Hereditary sclerosing poikiloderma (AD), the main signs of which are a generalised poikiloderma appearing in childhood, with accentuation in flexural areas and on extensor surfaces and sclerodermatous plaques on palms and soles.

Dyskeratosis congenita (XR, AD or AR) characterised by the triad: abnormal skin pigmentation (89% of patients), nail dystrophy (88%) and leukoplakia (78%). Skin changes are characterised by reticulated hyperpigmentation or hypopigmentation on the face, the neck, the trunk, and the thighs. The onset of poikiloderma and other clinical manifestations occurs generally during childhood, though later than in RTS. Severe nail involvement is the initial feature, which is followed by poikiloderma. Defective dentition and mental retardation are more commonly noted than in RTS. There is no photosensitivity. About 80-90% of patients develop bone marrow abnormalities by the age of 30.

Kindler's syndrome (bullous acrokeratotic poikiloderma) (AR), is a hereditary bullous poikiloderma syndrome, where poikiloderma arises generally at the age of 2-3 years. Chronic trauma-induced blistering and photosensitivity, which usually start in early infancy, develop further. Indeed, the patients typically show acral bullae, which are present at birth or develop during the first few days of life, with an onset often resembling epidermolysis bullosa. The trauma-induced blistering and photosensitivity of early infancy improve with age giving place to poikiloderma, more prominent on the face and neck, and involving sun-exposed and non-sun-exposed skin, while skin atrophy is diffuse. Additional features include stenosis of the oesophagus, anus and urethra, webbing of digits, ectropion and chronic inflammation of oral mucosa, dental abnormalities and anhidrosis. A few of these signs may also be found in RTS patients.
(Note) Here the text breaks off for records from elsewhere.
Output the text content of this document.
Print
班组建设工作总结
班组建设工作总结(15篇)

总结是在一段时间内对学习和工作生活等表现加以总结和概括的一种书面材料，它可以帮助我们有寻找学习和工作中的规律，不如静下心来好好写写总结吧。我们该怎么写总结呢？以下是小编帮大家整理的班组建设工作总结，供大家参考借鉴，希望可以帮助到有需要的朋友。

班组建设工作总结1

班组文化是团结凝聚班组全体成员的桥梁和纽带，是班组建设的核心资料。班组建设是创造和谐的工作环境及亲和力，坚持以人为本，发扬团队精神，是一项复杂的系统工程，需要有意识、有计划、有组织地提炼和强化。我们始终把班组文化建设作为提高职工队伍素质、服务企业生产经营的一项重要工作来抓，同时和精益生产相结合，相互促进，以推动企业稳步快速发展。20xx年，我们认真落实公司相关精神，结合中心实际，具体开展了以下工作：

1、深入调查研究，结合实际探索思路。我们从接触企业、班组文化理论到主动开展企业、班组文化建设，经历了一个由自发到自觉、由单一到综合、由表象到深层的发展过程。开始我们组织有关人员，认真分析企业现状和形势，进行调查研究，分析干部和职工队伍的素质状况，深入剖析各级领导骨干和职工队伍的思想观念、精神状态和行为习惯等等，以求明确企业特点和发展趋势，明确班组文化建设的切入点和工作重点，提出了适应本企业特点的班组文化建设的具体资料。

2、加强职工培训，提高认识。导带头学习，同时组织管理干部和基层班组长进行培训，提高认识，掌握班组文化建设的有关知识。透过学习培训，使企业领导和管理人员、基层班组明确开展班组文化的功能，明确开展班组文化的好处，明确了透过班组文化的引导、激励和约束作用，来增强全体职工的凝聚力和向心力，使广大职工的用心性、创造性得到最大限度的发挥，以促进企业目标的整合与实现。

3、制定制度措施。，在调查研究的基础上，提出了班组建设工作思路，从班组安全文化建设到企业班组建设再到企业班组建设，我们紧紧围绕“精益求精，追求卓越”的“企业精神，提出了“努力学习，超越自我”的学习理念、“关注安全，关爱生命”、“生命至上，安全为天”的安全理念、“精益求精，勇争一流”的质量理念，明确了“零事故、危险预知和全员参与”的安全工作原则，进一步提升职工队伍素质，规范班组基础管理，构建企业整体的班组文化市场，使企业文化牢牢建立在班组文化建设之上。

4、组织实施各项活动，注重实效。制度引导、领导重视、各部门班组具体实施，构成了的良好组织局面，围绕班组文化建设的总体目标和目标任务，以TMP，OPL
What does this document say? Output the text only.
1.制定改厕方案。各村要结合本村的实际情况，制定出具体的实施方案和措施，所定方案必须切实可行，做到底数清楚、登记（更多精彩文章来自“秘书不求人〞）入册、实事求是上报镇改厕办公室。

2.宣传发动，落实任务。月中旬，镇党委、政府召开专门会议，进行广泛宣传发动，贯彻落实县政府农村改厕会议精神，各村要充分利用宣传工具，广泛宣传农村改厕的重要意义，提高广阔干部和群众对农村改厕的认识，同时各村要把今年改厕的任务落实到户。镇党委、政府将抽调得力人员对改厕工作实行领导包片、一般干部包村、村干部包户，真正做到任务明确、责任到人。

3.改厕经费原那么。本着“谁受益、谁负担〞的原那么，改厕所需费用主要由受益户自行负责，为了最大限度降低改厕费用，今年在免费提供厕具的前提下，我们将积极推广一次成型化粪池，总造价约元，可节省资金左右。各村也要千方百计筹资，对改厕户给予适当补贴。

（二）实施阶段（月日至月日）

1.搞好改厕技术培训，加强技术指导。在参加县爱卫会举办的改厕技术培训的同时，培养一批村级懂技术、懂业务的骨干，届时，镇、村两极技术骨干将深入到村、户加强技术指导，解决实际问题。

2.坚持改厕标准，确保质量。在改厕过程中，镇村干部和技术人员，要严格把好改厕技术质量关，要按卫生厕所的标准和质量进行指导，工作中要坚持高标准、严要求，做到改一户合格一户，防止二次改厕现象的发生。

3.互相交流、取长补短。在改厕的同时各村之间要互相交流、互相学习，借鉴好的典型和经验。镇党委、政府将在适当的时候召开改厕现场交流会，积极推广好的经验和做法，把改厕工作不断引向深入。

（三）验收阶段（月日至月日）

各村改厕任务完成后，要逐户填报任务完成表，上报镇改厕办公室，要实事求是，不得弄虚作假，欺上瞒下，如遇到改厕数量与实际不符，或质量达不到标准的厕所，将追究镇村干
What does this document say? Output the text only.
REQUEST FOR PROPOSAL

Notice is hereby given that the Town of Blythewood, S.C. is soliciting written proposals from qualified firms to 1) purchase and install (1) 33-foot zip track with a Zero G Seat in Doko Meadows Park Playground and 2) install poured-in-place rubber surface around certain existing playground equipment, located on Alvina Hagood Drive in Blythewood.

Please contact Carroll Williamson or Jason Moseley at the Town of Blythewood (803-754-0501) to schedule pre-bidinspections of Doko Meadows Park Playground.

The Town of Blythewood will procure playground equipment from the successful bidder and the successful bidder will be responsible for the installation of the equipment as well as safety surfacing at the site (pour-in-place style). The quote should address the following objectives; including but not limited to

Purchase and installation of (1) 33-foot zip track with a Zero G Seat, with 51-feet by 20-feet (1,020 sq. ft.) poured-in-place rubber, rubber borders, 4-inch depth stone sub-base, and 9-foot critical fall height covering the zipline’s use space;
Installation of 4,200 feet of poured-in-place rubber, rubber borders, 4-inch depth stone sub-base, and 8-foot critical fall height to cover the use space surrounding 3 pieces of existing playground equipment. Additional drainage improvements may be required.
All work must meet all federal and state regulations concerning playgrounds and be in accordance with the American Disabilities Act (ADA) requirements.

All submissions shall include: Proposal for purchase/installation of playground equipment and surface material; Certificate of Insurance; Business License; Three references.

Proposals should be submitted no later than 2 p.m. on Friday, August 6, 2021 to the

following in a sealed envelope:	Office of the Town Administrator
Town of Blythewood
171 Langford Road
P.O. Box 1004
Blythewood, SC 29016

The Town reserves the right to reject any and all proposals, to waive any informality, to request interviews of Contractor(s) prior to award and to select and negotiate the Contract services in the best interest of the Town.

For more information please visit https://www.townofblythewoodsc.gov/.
Xeroderma pigmentosum (AR), an accelerated photo-aging syndrome, with clinical signs limited to UV-exposed skin/tissue. Acute sun sensitivity from early infancy, characterised by severe sunburn with blistering or persistent erythema after minimal sun exposure, affects 50% of the patients. Numerous freckle-like hyperpigmented macules appear on sun-exposed skin in all individuals, and typically, when present on the face of a child before age two years, represent the hallmark of the disease. These abnormalities evolve into poikilodermatous changes in late childhood and give a greater than 1000-fold increased risk of cutaneous skin cancer. Ophthalmologic abnormalities are as frequent as cutaneous findings and are usually limited to the UV-exposed portion of the eyes: conjunctiva, cornea, and lids (no congenital cataract). Other signs include neurologic abnormalities (30% of patients).

Clericuzio type Poikiloderma with Neutropaenia (PN) (AR). Poikiloderma on the face and limbs (starting in infancy) and short stature are features in common with RTS. However, unlike in RTS, the poikiloderma spreads from a rash arising on the distal limbs to the rest of the body, without sparing the flexural areas and trunk. Other particular signs of Clericuzio Poikiloderma are neutropaenia causing recurrent, especially pulmonary, infections, and pronounced hyperkeratotic nails, especially of the toes. No photo or heat sensitivity has been reported [94,95]. The gene for Clericuzio type Poikiloderma with Neutropenia (PN) has been recently identified [96], confirming the distinct genetic control of PN and RTS.

Exocrine pancreatic hypofunction and atrophy of the pancreas have been recently described in a 20-year-old male with many clinical features of RTS, but no mutation in the RECQL4 gene [97]. Due to marked blister formation, the initial differential diagnosis included epidermolysis bullosa (EB) and Kindler syndrome (KS). The authors considered this case to be a peculiar variant of RTS.

Other rare genodermatoses, with prominent telangiectasias but not true poikiloderma, also need to be differentiated from RTS. They comprise a panel of DNA repair defects, in particular Bloom's syndrome and Werner syndrome, which are caused by defects in two other RECQ helicases and are also characterised by chromosomal instability.

Bloom's syndrome (AR) is characterised by skin lesions (patchy areas of hypo- or hyperpigmentation) that are caused by chronic exposure to the sun. These develop from a red sun-sensitive telangiectatic erythema, which appears during the first or second year of life, into a "butterfly distribution" on the face (similar to lupus erythematosus) and sometimes on the dorsa of the hands and forearms. However, the hallmark of the syndrome is the consistent proportionate pre- and postnatal growth retardation accompanied by dolichocephaly, and predisposition to a wide variety of malignancies. Recurrent infections (otitis media and pneumonia), chronic pulmonary disease, diabetes mellitus and learning disabilities are common.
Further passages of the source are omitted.